É a primeira vez que uma área de permafrost submerso, uma camada congelada da superfície da Terra, é pesquisada dessa maneira, e não se sabe quão amplas são as mudanças semelhantes em outras partes do Ártico.
Em terra, o degelo do permafrost levou a mudanças radicais na paisagem do Ártico, incluindo colapsos do solo, formação e desaparecimento de lagos, surgimento de montes chamados pingos e crateras formadas por explosões de gás metano contido no permafrost. Esses condições extremas afetaram a infraestrutura, como vias e oleodutos.
“Sabemos que grandes mudanças estão acontecendo na paisagem do Ártico, mas esta é a primeira vez que conseguimos implantar tecnologia para ver que as mudanças também estão acontecendo no mar”, disse o geólogo marinho Charlie Paull, cientista sênior do Monterey Bay Aquarium Research Institute e um dos principais autores de um estudo sobre o fenômeno publicado na segunda-feira (14) na revista científica PNAS.
“Claramente, essas grandes mudanças teriam implicações significativas para qualquer infraestrutura que possa ser colocada no fundo do mar. Atualmente, há pouca infraestrutura nesta região remota do Ártico. No entanto, isso pode mudar à medida que o aquecimento contínuo torna a região mais acessível”, disse.
‘Inesperado’
Cerca de um quarto da terra no hemisfério Norte é sustentada pelo permafrost, disse Paull, incluindo grandes áreas sob o mar. Isso ocorre porque no final da última era glacial, cerca de 12.000 anos atrás, grandes áreas de permafrost foram submersas quando as geleiras derreteram e o nível do mar subiu.
Na área de estudo de 26 quilômetros quadrados, mapeada em 2010 e novamente em 2019, os pesquisadores encontraram 41 buracos íngremes no mapeamento mais recente que não existiam antes. Os buracos eram aproximadamente circulares ou ovais e tinham em média 6,7 metros de profundidade.

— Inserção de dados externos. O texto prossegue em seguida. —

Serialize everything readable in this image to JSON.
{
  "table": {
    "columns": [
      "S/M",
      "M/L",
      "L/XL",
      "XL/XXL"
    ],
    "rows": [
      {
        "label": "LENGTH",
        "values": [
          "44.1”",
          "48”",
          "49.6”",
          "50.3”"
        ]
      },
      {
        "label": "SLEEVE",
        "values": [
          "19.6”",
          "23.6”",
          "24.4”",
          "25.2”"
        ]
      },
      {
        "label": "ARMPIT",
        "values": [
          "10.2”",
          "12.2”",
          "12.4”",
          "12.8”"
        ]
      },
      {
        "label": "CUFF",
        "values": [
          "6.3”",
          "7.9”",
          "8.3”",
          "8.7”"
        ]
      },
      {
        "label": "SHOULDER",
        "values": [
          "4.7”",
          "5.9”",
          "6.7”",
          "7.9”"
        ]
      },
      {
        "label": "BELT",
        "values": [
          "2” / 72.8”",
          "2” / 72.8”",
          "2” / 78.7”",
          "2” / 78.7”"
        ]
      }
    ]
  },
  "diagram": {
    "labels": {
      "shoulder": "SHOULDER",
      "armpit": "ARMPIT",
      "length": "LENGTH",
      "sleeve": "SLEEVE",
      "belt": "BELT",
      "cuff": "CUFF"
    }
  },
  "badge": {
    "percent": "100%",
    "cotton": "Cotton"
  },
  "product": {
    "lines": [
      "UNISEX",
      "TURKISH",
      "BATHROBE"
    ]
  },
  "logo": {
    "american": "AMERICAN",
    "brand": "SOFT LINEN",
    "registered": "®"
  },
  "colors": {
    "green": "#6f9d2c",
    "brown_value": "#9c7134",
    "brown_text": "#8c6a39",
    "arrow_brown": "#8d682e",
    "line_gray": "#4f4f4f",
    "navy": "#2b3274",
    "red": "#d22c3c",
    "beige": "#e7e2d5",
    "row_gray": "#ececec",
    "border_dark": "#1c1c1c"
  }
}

A maior mudança foi uma depressão de 29 metros de profundidade, 225 metros de comprimento e 95 metros de largura – aproximadamente do tamanho de um quarteirão composto por prédios de seis andares.
A equipe de pesquisa também encontrou “numerosas” colinas, normalmente com 50 metros de diâmetro e 10 metros de altura, que continham gelo. Elas são semelhantes aos pingos – montes cheios de gelo encontrados em terra – segundo o estudo.
Levantamentos de áreas menores do fundo do mar ocorreram em 2013 e 2017, permitindo que os pesquisadores entendessem as mudanças com mais detalhes.
Evgeny Chuvilin, cientista pesquisador da Skoltech na Rússia que estudou o permafrost siberiano, disse que era surpreendente ver mudanças como essas ocorrendo em um período tão curto de tempo.
“A degradação do permafrost é um processo lento. Normalmente estamos falando de centímetros por ano. Isso aqui é mais do que apenas degradação, é também uma mudança qualitativa. Então, eu diria que sim, é inesperado ver”, disse Chuvilin, que não estava envolvido na pesquisa.
“Hipóteses foram levantadas na literatura sobre a possibilidade de tais processos, mas esta é a primeira vez que foram observadas diretamente”.
Mudanças rápidas
Crateras enormes foram descobertas em partes do Ártico russo que se formaram quando o acúmulo de bolsões de gás metano no solo explodiu espontaneamente.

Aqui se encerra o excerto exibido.